Hulya Millicent harus terjebak dalam obsesi cinta seorang bos mafia. Dia bahkan tidak tahu kalau dirinya telah dinikahi oleh sang mafia semenjak usianya baru 18 tahun.
Karya ini diterbitkan atas izin NovelToon Vebi Gusriyeni, isi konten hanyalah pandangan pribadi pembuatnya, tidak mewakili NovelToon sendiri
Bab 20 : Permainan Paksa
...•••Selamat Membaca•••...
Dexter keluar apartemen mencari sarapan, dia bertemu dengan Hulya dan Marchel yang kini akan pergi ke butik. Hulya tersenyum ramah seperti biasa pada Dexter, senyuman yang mampu menyihir Dexter hingga lupa diri.
Marchel memeluk pinggang Hulya dengan posesif, Dexter tak memperhatikan hal itu, pandangannya justru tertuju pada wajah Hulya. Wajah yang dia jadikan fantasi ketika berhubungan dengan Tifani semalam.
“Mau ke butik?” tanya Dexter untuk membuka sapaan pagi ini pada Hulya.
“Iya, kamu sendiri mau ke mana?” tanya Hulya kembali, dia tidak menyadari kalau Marchel cemburu.
“Nyari sarapan, karna pagi ini aku tidak bisa sarapan denganmu,” canda Dexter yang dibalas senyuman oleh Hulya, hal itu hampir menyulut emosi Marchel.
“Kami duluan Dexter,” timpal Marchel lalu memasuki lift terlebih dahulu, suasana menjadi tegang antara Hulya dan Marchel di dalam lift.
“Kamu itu tidak bisa ya, biasa saja pada Dexter?
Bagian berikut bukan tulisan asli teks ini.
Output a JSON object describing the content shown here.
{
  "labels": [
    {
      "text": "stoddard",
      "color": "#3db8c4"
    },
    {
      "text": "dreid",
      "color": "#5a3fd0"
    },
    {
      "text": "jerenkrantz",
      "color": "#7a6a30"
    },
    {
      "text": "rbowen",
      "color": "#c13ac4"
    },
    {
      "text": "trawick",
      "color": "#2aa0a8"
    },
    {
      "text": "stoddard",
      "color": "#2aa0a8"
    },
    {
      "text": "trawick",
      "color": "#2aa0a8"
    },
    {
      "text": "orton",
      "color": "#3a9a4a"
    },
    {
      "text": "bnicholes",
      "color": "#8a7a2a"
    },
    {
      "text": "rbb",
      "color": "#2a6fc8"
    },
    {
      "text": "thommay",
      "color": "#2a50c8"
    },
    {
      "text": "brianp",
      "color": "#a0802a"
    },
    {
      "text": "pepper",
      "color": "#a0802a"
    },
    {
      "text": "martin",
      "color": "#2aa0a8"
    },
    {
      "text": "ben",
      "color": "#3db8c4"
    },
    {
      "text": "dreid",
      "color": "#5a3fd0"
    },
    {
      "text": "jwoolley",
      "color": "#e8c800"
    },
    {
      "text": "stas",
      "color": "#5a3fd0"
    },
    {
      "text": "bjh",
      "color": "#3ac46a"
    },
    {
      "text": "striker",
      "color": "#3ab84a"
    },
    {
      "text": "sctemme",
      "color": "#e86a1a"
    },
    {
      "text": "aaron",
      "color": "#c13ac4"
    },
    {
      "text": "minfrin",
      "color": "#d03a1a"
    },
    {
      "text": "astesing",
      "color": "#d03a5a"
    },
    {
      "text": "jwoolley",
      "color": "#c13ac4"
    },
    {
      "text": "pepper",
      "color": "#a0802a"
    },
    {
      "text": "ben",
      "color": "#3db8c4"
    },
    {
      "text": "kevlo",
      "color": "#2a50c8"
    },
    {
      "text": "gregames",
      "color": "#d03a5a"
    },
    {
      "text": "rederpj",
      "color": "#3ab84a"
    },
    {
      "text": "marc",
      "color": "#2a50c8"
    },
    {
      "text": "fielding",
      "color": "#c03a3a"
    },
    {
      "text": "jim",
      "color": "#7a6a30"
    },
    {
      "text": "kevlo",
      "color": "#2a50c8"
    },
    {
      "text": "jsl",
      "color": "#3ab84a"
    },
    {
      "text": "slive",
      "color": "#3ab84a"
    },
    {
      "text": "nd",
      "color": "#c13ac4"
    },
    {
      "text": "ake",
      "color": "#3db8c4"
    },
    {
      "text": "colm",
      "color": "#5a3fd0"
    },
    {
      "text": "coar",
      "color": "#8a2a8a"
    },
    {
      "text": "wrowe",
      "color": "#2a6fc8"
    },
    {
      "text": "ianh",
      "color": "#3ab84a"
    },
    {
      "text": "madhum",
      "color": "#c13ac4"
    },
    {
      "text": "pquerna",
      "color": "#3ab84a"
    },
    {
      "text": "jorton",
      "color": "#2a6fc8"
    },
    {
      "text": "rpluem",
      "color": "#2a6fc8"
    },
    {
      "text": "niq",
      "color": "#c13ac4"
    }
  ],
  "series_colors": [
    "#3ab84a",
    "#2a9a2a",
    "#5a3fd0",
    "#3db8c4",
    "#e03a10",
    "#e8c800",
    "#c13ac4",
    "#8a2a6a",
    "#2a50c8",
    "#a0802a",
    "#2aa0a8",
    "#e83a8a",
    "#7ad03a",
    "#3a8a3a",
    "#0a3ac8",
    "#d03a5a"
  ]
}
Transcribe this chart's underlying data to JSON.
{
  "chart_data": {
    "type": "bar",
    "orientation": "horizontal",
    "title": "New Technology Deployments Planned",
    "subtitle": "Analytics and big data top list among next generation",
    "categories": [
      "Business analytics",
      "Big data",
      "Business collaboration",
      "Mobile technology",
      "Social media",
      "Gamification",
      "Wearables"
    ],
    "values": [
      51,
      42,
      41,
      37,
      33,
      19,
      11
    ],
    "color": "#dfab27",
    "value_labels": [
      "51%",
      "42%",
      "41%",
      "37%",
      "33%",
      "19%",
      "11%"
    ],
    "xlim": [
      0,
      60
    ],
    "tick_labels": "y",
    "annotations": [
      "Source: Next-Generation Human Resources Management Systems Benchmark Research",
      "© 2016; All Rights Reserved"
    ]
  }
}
Apa harus semanis dan selembut itu?” Hulya mengerutkan dahinya menatap Marchel.
“Mau biasa bagaimana lagi? Aku udah biasa sama Dexter, kamu saja yang berlebihan.”
“Aku tidak berlebihan, aku bisa lihat kalau dia suka sama kamu.”
“Stop Marchel, aku tidak pernah berpikir begitu, Dexter baik padaku karena dia memang baik, bukan berarti dia suka.”
“Kamu itu jangan terlalu polos begini Hulya.”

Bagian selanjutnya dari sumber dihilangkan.